I like Gary Wolf's post, and the article he linked to. But I don't like the idea that positive and negative emotions are not two ends of the same scale. Not because I don't think you can be happy and sad at the same time. Rather, I think it assumes an incorrect model of the mind. I believe in Minsky's Society of the Mind theory, that rather than a single entity the mind is a collection of mental agents. Each mental agent itself is a collection of other mental agents, until you get down to the minimal mental agents that twitch your thumb. My interpretation of feeling happy and sad at the same time is that one mental agent is happy while another is sad. In that view, positive and negative are still opposites on the same scale. The conflict only comes when you insist on viewing multiple mental agents as a single entity.
So it seems (to me) that a two dimensional scale with a characterization of the mental agent involved is the best way to measure mood. But then how do you characterize the mental agents? Well, in addition to being a fan of Minsky, I'm a fan of the Buddha.
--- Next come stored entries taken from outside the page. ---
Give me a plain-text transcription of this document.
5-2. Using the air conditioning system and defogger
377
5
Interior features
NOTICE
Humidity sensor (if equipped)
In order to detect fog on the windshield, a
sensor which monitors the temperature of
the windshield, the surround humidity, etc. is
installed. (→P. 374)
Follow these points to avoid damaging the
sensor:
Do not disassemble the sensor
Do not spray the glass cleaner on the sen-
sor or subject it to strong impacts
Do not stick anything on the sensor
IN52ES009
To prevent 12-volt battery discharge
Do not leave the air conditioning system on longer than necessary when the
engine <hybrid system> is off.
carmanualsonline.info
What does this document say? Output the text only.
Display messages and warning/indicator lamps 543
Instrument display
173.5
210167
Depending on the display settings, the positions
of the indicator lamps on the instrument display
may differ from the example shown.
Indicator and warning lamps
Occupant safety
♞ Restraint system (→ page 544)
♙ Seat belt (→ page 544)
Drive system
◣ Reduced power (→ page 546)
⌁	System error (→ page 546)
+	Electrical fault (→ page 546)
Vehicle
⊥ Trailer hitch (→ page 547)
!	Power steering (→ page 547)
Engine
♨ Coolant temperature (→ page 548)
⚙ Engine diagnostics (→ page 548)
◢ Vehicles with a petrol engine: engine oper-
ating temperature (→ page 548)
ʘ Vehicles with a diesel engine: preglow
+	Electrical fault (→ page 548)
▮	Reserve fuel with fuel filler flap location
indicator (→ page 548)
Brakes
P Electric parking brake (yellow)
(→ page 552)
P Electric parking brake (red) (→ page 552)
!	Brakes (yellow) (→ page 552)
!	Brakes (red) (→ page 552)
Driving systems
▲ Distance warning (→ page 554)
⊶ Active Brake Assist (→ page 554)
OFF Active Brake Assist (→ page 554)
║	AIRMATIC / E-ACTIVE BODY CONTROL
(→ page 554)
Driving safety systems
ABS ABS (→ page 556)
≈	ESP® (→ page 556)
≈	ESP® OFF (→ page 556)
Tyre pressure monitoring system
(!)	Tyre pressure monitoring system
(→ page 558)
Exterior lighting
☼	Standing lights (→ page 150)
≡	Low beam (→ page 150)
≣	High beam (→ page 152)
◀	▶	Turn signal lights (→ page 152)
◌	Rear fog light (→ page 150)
As a Buddhist, when asked to categorize feelings that include suffering, the obvious answer is "desire."
So this week as part of my data collection I started to measure my moods by using a two dimensional value/energy scale, with three values in each dimension, and a tag for each mood specifying the desire involved in the emotion. I will start by trying to track my extreme moods as I have them. As I expand this habit, I may add to that a thrice daily check of my general mood (after getting up, leaving work, and getting ready for bed). I may also add in tracking of common events that I think affect my mood.
At least, that's the plan. But it is clear that quantifying moods is no simple thing, and I intend to adapt my plans based on how the rubber and the road interact.